Repository (for insert/update I'm using the default "save" method):
public interface WorkstationRepository extends JpaRepository<WorkstationEntity, Integer> {
List<WorkstationEntity> findAllByWorkstationDate(Date date);
....
}
Date types are "java.util.Date" for all classes and the connection with the db in the application.properties file is configured like this:
jdbc:mysql://address_of_server?useUnicode=true&useJDBCCompliantTimezoneShift=true&useLegacyDatetimeCode=false&serverTimezone=Europe/Rome&zeroDateTimeBehavior=convertToNull
spring.datasource.driver-class-name=com.mysql.cj.jdbc.Driver
spring.jpa.hibernate.ddl-auto=update
spring.jpa.show-sql=true
spring.jpa.properties.hibernate.dialect = org.hibernate.dialect.MySQL5InnoDBDialect
spring.jpa.properties.hibernate.jdbc.time_zone = Europe/Rome
spring.jmx.enabled=false
I'm not using any external dependencies for dates management and here's the problem.
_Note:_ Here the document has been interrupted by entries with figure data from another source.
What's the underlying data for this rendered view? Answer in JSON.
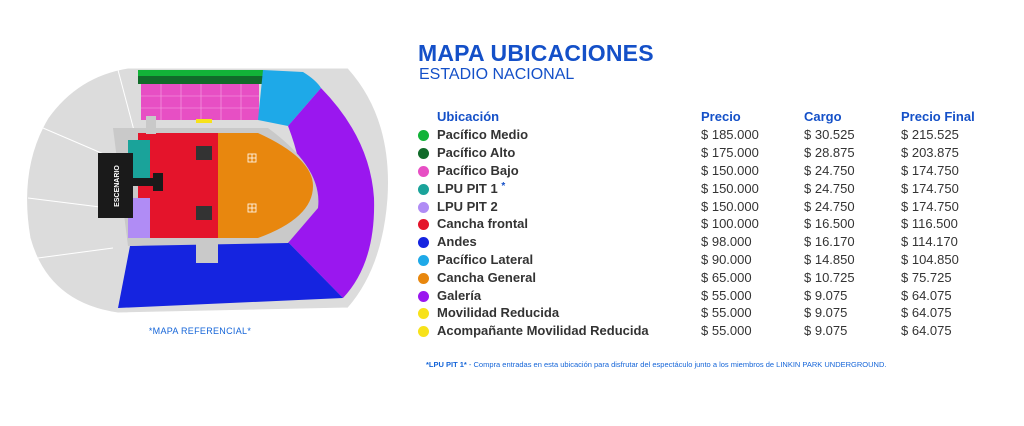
{
  "header": {
    "title": "MAPA UBICACIONES",
    "subtitle": "ESTADIO NACIONAL"
  },
  "map": {
    "stage_label": "ESCENARIO",
    "caption": "*MAPA REFERENCIAL*"
  },
  "table": {
    "headers": {
      "location": "Ubicación",
      "price": "Precio",
      "fee": "Cargo",
      "final": "Precio Final"
    },
    "rows": [
      {
        "name": "Pacífico Medio",
        "color": "#12b338",
        "price": "$ 185.000",
        "fee": "$ 30.525",
        "final": "$ 215.525"
      },
      {
        "name": "Pacífico Alto",
        "color": "#116b2a",
        "price": "$ 175.000",
        "fee": "$ 28.875",
        "final": "$ 203.875"
      },
      {
        "name": "Pacífico Bajo",
        "color": "#e74fc4",
        "price": "$ 150.000",
        "fee": "$ 24.750",
        "final": "$ 174.750"
      },
      {
        "name": "LPU PIT 1",
        "color": "#1aa39a",
        "price": "$ 150.000",
        "fee": "$ 24.750",
        "final": "$ 174.750",
        "mark": "*"
      },
      {
        "name": "LPU PIT 2",
        "color": "#b08cf5",
        "price": "$ 150.000",
        "fee": "$ 24.750",
        "final": "$ 174.750"
      },
      {
        "name": "Cancha frontal",
        "color": "#e4142b",
        "price": "$ 100.000",
        "fee": "$ 16.500",
        "final": "$ 116.500"
      },
      {
        "name": "Andes",
        "color": "#1524e0",
        "price": "$ 98.000",
        "fee": "$ 16.170",
        "final": "$ 114.170"
      },
      {
        "name": "Pacífico Lateral",
        "color": "#1ea9e8",
        "price": "$ 90.000",
        "fee": "$ 14.850",
        "final": "$ 104.850"
      },
      {
        "name": "Cancha General",
        "color": "#e8870e",
        "price": "$ 65.000",
        "fee": "$ 10.725",
        "final": "$ 75.725"
      },
      {
        "name": "Galería",
        "color": "#9a17ef",
        "price": "$ 55.000",
        "fee": "$ 9.075",
        "final": "$ 64.075"
      },
      {
        "name": "Movilidad Reducida",
        "color": "#f7e21a",
        "price": "$ 55.000",
        "fee": "$ 9.075",
        "final": "$ 64.075"
      },
      {
        "name": "Acompañante Movilidad Reducida",
        "color": "#f7e21a",
        "price": "$ 55.000",
        "fee": "$ 9.075",
        "final": "$ 64.075"
      }
    ]
  },
  "footnote": {
    "label": "*LPU PIT 1*",
    "text": " - Compra entradas en esta ubicación para disfrutar del espectáculo junto a los miembros de LINKIN PARK UNDERGROUND."
  }
}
This is the json response for a post request:
{
"idWorkstation": 3850,
"idResource": 276,
"workstationDate": "2020-10-19T22:00:00.000+0000",
"freeName": null,
"codeWorkstation": "200"
}
While this is the "get" response on the exact same object :
{
"idWorkstation": 3850,
"idResource": 276,
"workstationDate": "2020-10-20",
"freeName": null,
"codeWorkstation": "200"
}
As you can see the date fields are in a different format and, since I'm working with the date part only, I'm having trouble on the front-end side because I'm basically "losing" a day. The "correct" result is the one from the get request, with the date pattern "yyyy/MM/dd" without the TimeZone. Even on the database I can see (through MySQL workbench) that dates are saved with "yyyy/MM/dd" pattern so I can't really see where this misbehavior with post/put requests is occurring. Any guess?